Letter to the Editor: Delaware Transit Co. continues work toward driver and customer safety

Delaware Transit Corporation CEO John Sisson sent the following response to the president of ATU local 842 on Tuesday, March 17.


For many of our customers, DART services are their only means of transportation for essential trips including work, grocery stores, pharmacies, and medical appointments (including dialysis). 

We have been working diligently to make sure we provide these critical services in the safest way possible for our employees and customers. 

During our meeting last Friday, I shared with you that buses were sprayed with vital oxide three weeks ago, and that we had begun spraying the buses again with the intent of getting the entire fleet treated.  In addition to the spray, high touch areas on all buses are disinfected on a nightly basis.

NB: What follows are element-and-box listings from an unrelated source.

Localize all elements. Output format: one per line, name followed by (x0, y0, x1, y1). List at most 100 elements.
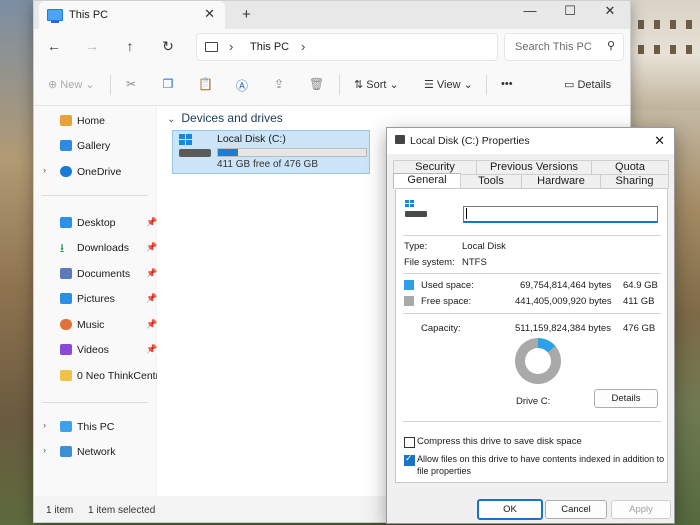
tab-hardware[interactable]: Hardware (521, 174, 601, 188)
forward-button[interactable]: → (82, 38, 102, 54)
capacity-bytes: 511,159,824,384 bytes (515, 323, 611, 334)
up-button[interactable]: ↑ (120, 38, 140, 54)
used-space-bytes: 69,754,814,464 bytes (520, 280, 612, 291)
sidebar-item-label: Downloads (77, 242, 129, 254)
sidebar-item-music[interactable]: Music 📌 (34, 314, 157, 336)
tab-general[interactable]: General (393, 173, 461, 189)
desktop-wallpaper-buildings (628, 0, 700, 110)
tab-previous-versions[interactable]: Previous Versions (476, 160, 592, 174)
address-bar[interactable]: › This PC › (196, 33, 498, 61)
drive-usage-fill (218, 149, 239, 156)
index-label-line1: Allow files on this drive to have conten… (417, 454, 665, 464)
pin-icon[interactable]: 📌 (146, 217, 157, 228)
search-input[interactable]: Search This PC ⚲ (504, 33, 624, 61)
capacity-label: Capacity: (421, 323, 461, 334)
rename-icon[interactable]: Ⓐ (235, 77, 249, 93)
divider (486, 75, 487, 95)
ok-button[interactable]: OK (477, 499, 543, 520)
close-window-button[interactable]: ✕ (590, 3, 630, 19)
minimize-button[interactable]: — (510, 3, 550, 18)
navigation-pane: Home Gallery › OneDrive Desktop 📌 ⭳ Down… (34, 106, 165, 496)
pin-icon[interactable]: 📌 (146, 293, 157, 304)
tab-security[interactable]: Security (393, 160, 477, 174)
cut-icon[interactable]: ✂ (124, 77, 138, 91)
home-icon (60, 115, 72, 126)
delete-icon[interactable]: 🗑 (309, 77, 324, 91)
sidebar-item-documents[interactable]: Documents 📌 (34, 263, 157, 285)
sidebar-item-home[interactable]: Home (34, 110, 156, 132)
tab-label: Security (415, 161, 455, 173)
view-button[interactable]: ☰ View ⌄ (424, 78, 473, 91)
disk-details-button[interactable]: Details (594, 389, 658, 408)
chevron-right-icon[interactable]: › (43, 445, 46, 455)
index-label-line2: file properties (417, 466, 472, 476)
videos-icon (60, 344, 72, 355)
sidebar-item-neo-thinkcentre[interactable]: 0 Neo ThinkCentre (34, 365, 165, 387)
download-icon: ⭳ (60, 241, 65, 255)
sidebar-item-pictures[interactable]: Pictures 📌 (34, 288, 157, 310)
sidebar-item-label: Music (77, 319, 105, 331)
pin-icon[interactable]: 📌 (146, 344, 157, 355)
view-label: View (436, 79, 461, 91)
chevron-down-icon[interactable]: ⌄ (167, 114, 175, 125)
close-dialog-button[interactable]: ✕ (654, 133, 665, 149)
filesystem-label: File system: (404, 257, 455, 268)
sidebar-item-label: Gallery (77, 140, 111, 152)
type-label: Type: (404, 241, 428, 252)
pin-icon[interactable]: 📌 (146, 319, 157, 330)
divider (110, 75, 111, 95)
chevron-right-icon[interactable]: › (43, 165, 46, 175)
drive-name: Local Disk (C:) (217, 133, 286, 145)
tab-label: Sharing (615, 175, 654, 187)
sort-button[interactable]: ⇅ Sort ⌄ (354, 78, 399, 91)
item-count: 1 item (46, 505, 74, 516)
sidebar-item-label: Documents (77, 268, 131, 280)
index-checkbox[interactable] (404, 453, 415, 466)
pin-icon[interactable]: 📌 (146, 268, 157, 279)
new-label: New (60, 79, 83, 91)
more-options-button[interactable]: ••• (501, 78, 513, 90)
back-button[interactable]: ← (44, 38, 64, 54)
share-icon[interactable]: ⇪ (272, 77, 286, 91)
divider (42, 402, 148, 403)
pin-icon[interactable]: 📌 (146, 242, 157, 253)
close-tab-icon[interactable]: ✕ (204, 6, 215, 22)
chevron-right-icon[interactable]: › (301, 39, 305, 54)
breadcrumb-this-pc[interactable]: This PC (250, 41, 289, 53)
drive-properties-dialog: Local Disk (C:) Properties ✕ Security Pr… (386, 127, 675, 524)
sidebar-item-videos[interactable]: Videos 📌 (34, 339, 157, 361)
sidebar-item-onedrive[interactable]: › OneDrive (34, 161, 156, 183)
group-header[interactable]: ⌄ Devices and drives (167, 111, 283, 125)
chevron-right-icon[interactable]: › (229, 39, 233, 54)
tab-quota[interactable]: Quota (591, 160, 669, 174)
documents-icon (60, 268, 72, 279)
copy-icon[interactable]: ❐ (161, 77, 175, 91)
tab-label: This PC (69, 9, 109, 21)
hard-drive-icon (179, 149, 211, 157)
maximize-button[interactable]: ☐ (550, 3, 590, 19)
sidebar-item-downloads[interactable]: ⭳ Downloads 📌 (34, 237, 157, 259)
drive-tile-c[interactable]: Local Disk (C:) 411 GB free of 476 GB (172, 130, 370, 174)
details-pane-button[interactable]: ▭ Details (564, 78, 611, 91)
chevron-right-icon[interactable]: › (43, 420, 46, 430)
new-tab-button[interactable]: + (242, 6, 251, 23)
tab-this-pc[interactable]: This PC ✕ (39, 1, 225, 29)
this-pc-icon (60, 421, 72, 432)
drive-name-field[interactable] (463, 206, 658, 223)
cancel-button[interactable]: Cancel (545, 500, 607, 519)
tab-tools[interactable]: Tools (460, 174, 522, 188)
free-space-bytes: 441,405,009,920 bytes (515, 296, 612, 307)
compress-checkbox[interactable] (404, 437, 415, 448)
search-icon: ⚲ (606, 40, 615, 52)
refresh-button[interactable]: ↻ (158, 38, 178, 55)
apply-button[interactable]: Apply (611, 500, 671, 519)
sidebar-item-label: OneDrive (77, 166, 122, 178)
tab-sharing[interactable]: Sharing (600, 174, 669, 188)
sidebar-item-network[interactable]: › Network (34, 441, 156, 463)
new-button[interactable]: ⊕ New ⌄ (48, 78, 95, 91)
sidebar-item-gallery[interactable]: Gallery (34, 135, 156, 157)
sidebar-item-this-pc[interactable]: › This PC (34, 416, 156, 438)
sidebar-item-desktop[interactable]: Desktop 📌 (34, 212, 157, 234)
drive-icon (395, 135, 405, 144)
paste-icon[interactable]: 📋 (198, 77, 213, 91)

We have provided our operators with gloves and disinfecting wipes, and as discussed, we acknowledge that our supplies are low. However we have been working diligently to get these supplies in for our entire workforce. Additionally, we have also brought in staff to clean our facilities throughout the day.

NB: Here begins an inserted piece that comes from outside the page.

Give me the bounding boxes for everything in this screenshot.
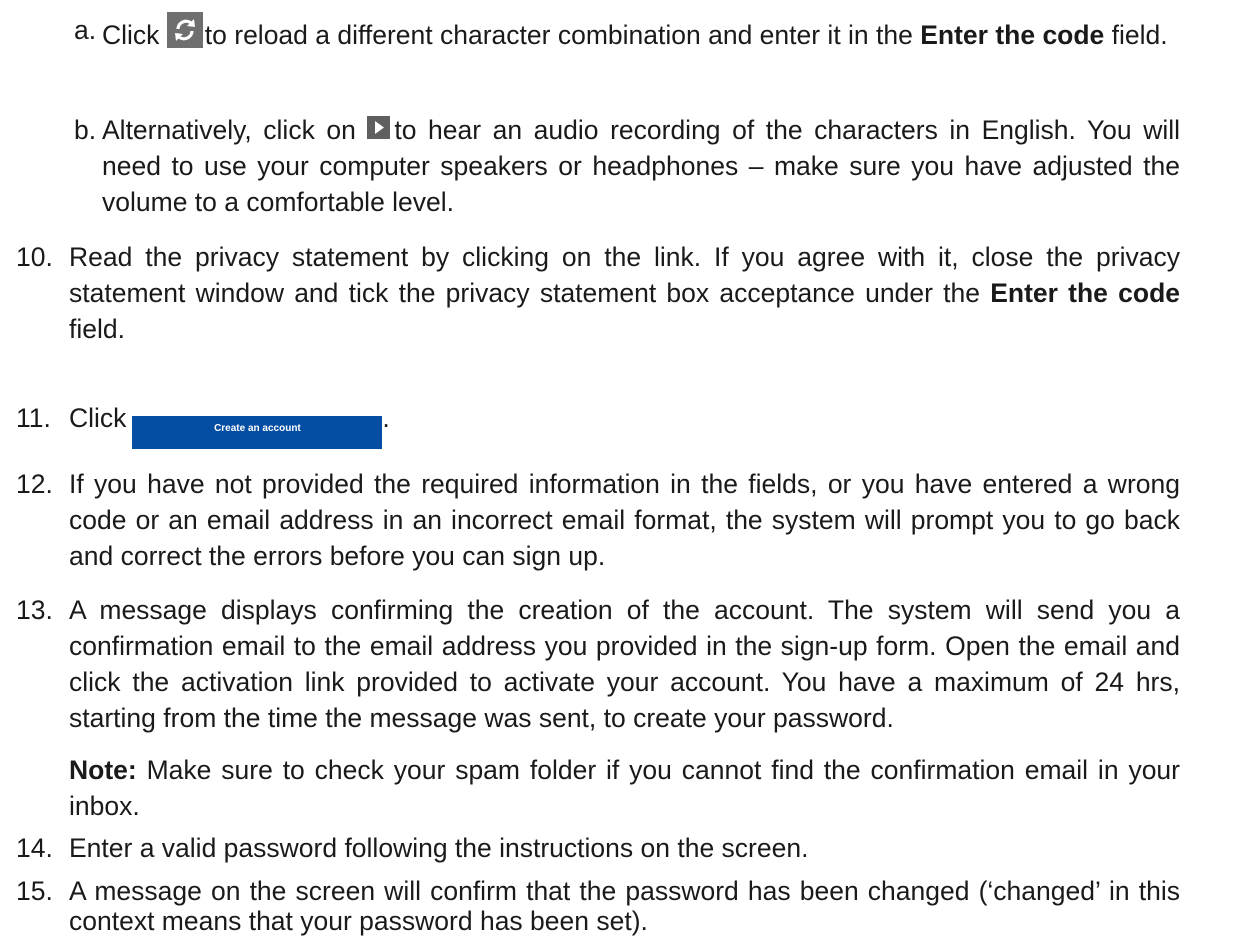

With regards to facemasks, according to the World Health Organization (WHO), wearing a mask is only needed when you are sick or caring for someone who is sick. While DTC does not see the need to provide staff with face masks, we will allow operators to provide and wear their own masks.

When I heard about the programs to distribute food to school students, I made the decision to offer them free transit rides. For many of these students, the food they receive at school is the only nutritious meal they may receive throughout the day. As a result we made the decision to help where we could to make sure that transportation wasn’t a barrier to getting a good meal. 

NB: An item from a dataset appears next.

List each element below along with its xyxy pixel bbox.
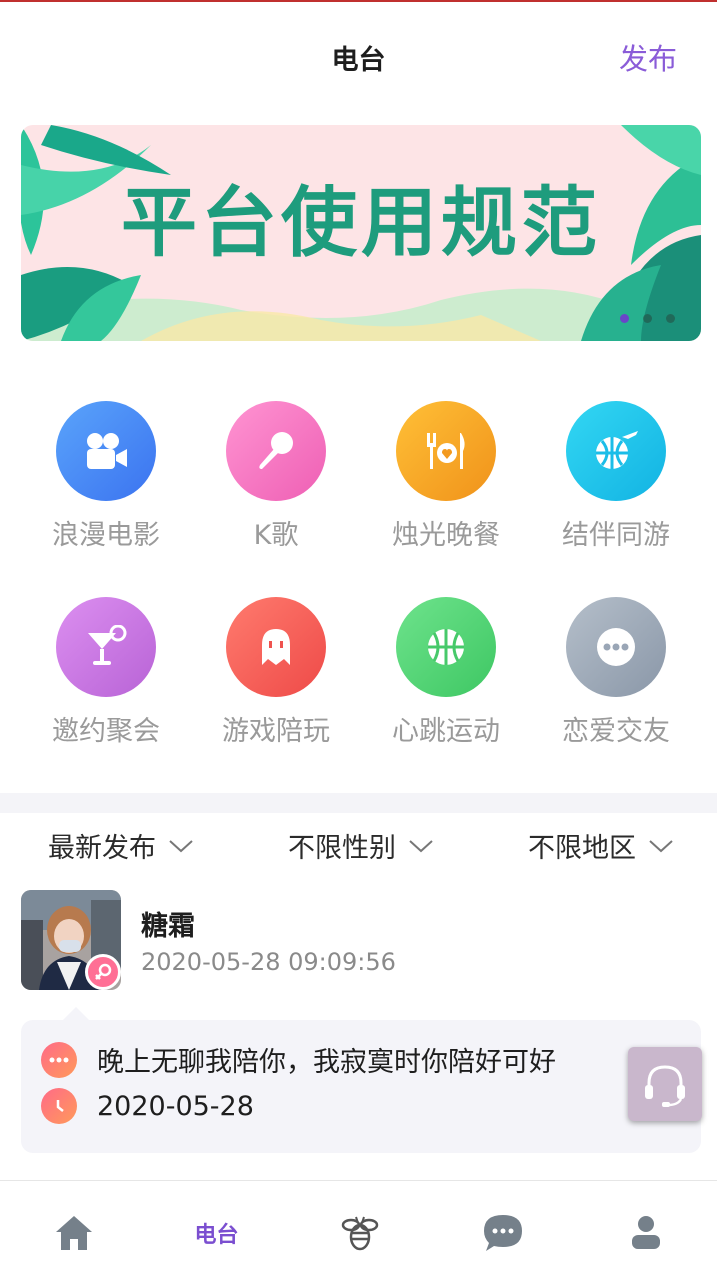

Last week I shared with you the Department of Human Resources guidance for Paid Emergency Leave around Covid-19 for State merit employees. While DTC employees do not fall under these rules, we decided it was best to adopt them. 

The guidance says that employees “may be eligible” for up to 14 days of paid leave if they are required to stay at home due to the closure of a school, daycare or eldercare facility.  This is not a blanket option for employees to take off 14 days of work, but rather a way for them to deal with the sudden and unplanned impacts.

Yesterday I was made aware of a situation in which a manager denied the leave for an employee to stay home with their twin juniors in high school. 

While it seems from afar that a junior in high school could most likely take care of themself, I directed staff to allow the leave. If you have any other specific situations where an employee was denied Paid Emergency Leave different than the situation that was resolved yesterday, please bring it to my attention.

DTC has also been monitoring our service levels throughout this process.  We have seen a significant drop in paratransit services and we are working to reduce our fixed route services starting Wednesday, March 18. 

Our employee and customer safety remains our number one priority and we will need to work together to manage this challenging times.